Let me know what you think.

Monday, December 29, 2008

A lost day... :(

Today we're hosting a Star Wars marathon party, complete with Bantha Bolognese, trash compactor stew, Miticlorian martininis, and a glorious Death Star cake.  Needless to say, preparations have consumed most of the day.  It's amazing how well the first movies (not the ones with Jar Jar Binks) stand up to repeated viewing.

Sunday, December 28, 2008

Tidying up


A frustrating day, starting with some minor, if astonishing wind damage (photo here). I spent the morning revising our assessment exam for British literature, a painstaking and unrewarding venture, the last real work for the department left (except for interim letters). I did manage to submit the following photo to the Adirondack review for their contest. It's a harvester. I think it looks like a dragon :)

Saturday, December 27, 2008

Thinking about abstract for _Appositions_

The journal Appositions: Studies in Renaissance / Early modern literature and culture has a call for papers on a topic they're calling "Dialogues and Exchanges."  It includes works that answer questions such as,
"how and why do literary works celebrate or challenge cultural narratives?...  what other factors (e.g. audience, gender, identity, occasion, politics) also contribute to the dialogues & exchanges that literary texts invite and receive?"
I didn't hear about this until recently, and the deadline is next week for abstracts, but I'm thinking of perhaps submitting an abstract on a cool manuscript poem by Samuel Daniel.  It's a verse epistle to prince Henry (the one who would have been king instead of Charles I if he (Henry) hadn't died of typhus when he was about 18.  The poem is unique because it challenges the dominant colonialist propaganda that contributed to the Virginia colony.

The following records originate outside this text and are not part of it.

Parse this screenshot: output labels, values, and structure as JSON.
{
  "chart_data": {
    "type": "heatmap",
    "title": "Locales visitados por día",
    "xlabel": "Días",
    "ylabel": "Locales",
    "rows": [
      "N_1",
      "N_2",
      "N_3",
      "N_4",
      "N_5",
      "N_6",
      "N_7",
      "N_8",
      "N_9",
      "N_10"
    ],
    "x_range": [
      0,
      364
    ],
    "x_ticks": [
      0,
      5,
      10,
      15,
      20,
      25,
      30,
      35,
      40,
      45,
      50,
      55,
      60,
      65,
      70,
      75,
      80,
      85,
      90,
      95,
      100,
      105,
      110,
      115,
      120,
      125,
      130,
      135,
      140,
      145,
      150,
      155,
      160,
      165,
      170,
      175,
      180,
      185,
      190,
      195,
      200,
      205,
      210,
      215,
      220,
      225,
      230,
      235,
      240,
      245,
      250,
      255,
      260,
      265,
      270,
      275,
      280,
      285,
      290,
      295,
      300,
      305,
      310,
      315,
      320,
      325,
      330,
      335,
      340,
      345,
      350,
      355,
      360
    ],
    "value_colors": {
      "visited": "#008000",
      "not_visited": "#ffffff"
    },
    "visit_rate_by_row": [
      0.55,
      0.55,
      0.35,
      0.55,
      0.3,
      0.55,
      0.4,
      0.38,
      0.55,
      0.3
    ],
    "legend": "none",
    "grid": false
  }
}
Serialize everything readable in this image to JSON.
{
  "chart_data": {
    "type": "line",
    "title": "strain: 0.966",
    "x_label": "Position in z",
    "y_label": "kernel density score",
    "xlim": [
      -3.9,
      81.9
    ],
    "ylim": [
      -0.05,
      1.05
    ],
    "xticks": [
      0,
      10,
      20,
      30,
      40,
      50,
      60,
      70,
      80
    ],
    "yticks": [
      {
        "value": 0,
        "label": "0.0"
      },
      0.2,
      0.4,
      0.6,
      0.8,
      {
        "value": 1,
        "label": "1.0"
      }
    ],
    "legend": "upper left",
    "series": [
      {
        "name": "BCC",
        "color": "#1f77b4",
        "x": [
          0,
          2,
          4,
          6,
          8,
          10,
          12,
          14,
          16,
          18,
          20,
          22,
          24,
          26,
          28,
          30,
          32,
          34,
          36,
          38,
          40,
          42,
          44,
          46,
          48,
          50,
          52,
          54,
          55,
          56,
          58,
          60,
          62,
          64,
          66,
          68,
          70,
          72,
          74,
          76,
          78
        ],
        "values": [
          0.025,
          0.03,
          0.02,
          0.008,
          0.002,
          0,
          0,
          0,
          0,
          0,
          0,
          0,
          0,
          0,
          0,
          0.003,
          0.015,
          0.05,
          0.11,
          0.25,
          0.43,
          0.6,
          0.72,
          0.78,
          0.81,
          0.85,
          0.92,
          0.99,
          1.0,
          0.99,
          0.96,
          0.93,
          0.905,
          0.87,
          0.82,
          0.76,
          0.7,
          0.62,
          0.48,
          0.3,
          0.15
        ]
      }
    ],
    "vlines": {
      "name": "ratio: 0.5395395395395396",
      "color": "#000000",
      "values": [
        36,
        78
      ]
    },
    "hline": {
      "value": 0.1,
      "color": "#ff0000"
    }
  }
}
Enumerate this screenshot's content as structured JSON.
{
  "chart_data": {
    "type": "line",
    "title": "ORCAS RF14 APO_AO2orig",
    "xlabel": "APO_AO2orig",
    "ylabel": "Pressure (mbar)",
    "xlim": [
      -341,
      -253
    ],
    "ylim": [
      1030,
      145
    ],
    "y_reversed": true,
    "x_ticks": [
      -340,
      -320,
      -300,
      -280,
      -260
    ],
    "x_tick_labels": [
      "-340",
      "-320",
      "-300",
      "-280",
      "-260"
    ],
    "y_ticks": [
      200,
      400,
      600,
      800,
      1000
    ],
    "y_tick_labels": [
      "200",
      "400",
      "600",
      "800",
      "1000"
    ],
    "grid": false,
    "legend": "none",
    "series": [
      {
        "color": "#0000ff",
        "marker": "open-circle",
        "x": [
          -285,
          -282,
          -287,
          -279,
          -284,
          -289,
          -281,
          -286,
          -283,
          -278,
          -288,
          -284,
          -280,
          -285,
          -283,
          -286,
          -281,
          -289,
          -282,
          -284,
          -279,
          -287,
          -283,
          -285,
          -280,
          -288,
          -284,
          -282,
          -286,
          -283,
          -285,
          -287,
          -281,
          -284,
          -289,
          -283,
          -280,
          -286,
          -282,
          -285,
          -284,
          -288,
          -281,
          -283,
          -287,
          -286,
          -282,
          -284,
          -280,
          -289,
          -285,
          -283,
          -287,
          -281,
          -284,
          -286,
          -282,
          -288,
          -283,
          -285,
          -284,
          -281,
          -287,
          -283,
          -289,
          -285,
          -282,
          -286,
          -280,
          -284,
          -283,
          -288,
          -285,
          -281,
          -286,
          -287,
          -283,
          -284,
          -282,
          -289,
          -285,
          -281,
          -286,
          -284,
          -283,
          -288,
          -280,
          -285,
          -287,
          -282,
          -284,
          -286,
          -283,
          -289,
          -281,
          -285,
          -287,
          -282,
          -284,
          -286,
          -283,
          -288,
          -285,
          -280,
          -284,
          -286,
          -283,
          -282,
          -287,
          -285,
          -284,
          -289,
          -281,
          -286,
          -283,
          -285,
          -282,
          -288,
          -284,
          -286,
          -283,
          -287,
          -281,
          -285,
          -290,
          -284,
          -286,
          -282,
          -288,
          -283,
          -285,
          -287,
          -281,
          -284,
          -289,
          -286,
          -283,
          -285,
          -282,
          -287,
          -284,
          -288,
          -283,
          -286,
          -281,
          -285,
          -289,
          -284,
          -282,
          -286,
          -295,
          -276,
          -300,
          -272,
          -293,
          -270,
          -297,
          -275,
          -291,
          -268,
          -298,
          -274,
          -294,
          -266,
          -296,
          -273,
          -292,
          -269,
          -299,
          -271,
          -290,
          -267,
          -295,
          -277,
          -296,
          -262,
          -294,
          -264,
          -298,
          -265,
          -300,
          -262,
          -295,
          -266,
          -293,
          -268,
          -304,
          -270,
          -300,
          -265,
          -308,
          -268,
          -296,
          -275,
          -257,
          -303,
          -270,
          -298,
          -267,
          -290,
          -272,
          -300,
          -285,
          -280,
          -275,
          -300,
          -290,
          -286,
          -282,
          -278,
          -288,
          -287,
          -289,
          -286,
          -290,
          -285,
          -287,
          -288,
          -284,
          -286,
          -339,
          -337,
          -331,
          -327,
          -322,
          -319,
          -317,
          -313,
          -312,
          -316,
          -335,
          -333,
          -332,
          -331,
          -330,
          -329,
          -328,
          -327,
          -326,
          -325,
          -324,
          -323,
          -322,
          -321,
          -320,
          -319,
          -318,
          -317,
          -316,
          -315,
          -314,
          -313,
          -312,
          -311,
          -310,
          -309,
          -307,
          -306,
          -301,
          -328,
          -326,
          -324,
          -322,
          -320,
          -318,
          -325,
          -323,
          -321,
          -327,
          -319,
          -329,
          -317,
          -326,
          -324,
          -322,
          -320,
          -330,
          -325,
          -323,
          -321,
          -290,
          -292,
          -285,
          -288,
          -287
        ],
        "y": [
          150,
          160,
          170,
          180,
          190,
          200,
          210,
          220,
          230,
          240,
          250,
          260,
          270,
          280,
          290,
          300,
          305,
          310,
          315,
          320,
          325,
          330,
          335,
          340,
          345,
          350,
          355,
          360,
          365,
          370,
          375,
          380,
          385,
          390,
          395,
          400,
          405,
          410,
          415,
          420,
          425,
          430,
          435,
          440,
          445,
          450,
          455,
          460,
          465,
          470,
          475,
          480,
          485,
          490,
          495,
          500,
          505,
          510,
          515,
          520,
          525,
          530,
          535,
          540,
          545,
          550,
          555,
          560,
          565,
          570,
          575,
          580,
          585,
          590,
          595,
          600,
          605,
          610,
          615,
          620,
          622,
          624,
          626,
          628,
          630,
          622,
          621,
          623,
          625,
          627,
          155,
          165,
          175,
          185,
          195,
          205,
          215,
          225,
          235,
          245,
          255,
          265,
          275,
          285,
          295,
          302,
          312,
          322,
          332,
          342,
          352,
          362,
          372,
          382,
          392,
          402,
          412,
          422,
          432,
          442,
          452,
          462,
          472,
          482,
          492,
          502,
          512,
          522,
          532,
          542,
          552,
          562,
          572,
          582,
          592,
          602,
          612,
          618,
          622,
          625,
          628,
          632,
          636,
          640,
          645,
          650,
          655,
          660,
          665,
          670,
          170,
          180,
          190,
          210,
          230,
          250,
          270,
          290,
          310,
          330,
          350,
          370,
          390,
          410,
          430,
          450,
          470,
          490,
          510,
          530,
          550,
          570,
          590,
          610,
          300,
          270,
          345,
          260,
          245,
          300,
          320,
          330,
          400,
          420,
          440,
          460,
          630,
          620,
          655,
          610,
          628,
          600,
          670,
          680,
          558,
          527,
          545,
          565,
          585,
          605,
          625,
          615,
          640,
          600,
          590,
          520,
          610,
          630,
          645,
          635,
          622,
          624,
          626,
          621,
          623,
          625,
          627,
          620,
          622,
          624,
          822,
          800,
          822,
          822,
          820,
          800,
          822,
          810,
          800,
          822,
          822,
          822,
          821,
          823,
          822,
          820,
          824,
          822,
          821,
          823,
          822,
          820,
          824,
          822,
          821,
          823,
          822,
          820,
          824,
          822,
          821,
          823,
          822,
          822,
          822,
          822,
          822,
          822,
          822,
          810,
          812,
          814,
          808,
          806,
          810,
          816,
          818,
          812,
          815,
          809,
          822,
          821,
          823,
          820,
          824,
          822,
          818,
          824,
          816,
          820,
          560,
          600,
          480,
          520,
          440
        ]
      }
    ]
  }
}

Daniel is telling Henry not to engage in colonial ventures.  It's not really an enlightened position, though, because he's basically afraid that American colonies will breed a dangerous ease of life in the English and kind of ruin their national character.  It actually doesn't depart from the dominant discussions of the issue which always hovered around (sometimes gendered) discussions of ease/hardihood and overcivility/savagery.  But I think it's interesting that Daniel would consider advising the heir to the throne via a verse epistle on a subject like this.  If Henry had lived to be king, and if he had listened to Daniel, history could have been very different.

The manuscript itself is part of the Brotherton MS at Leeds, but fortunately there's a good facsimile and discussion in this book (that I'm getting via Melcat!):

Pitcher, John. Samuel Daniel: The Brotherton Manuscript: A Study in Authorship. Leeds: U of Leeds, 1981. 

Stay tuned for more on this. I need to be done by Tuesday!

Friday, December 26, 2008

Openers

Besides setting up this blog, I spent a little time with Shapiro's book on Shakespeare in 1599.  I was struck by how narrow the margin of creativity can be. Shapiro reckons there were 15 active playwrights in London at the time. It seems like a lot for a city of 200K, but on the other hand, it doesn't seem like much between all of Elizabethan drama and nothing at all. I notice that legislation could certainly count as one of the uncertainties about the future, and I suspect that this is an increasingly prominent part of calculations in the period, especially as the succession loomed larger in everyone's minds.   That and the plague!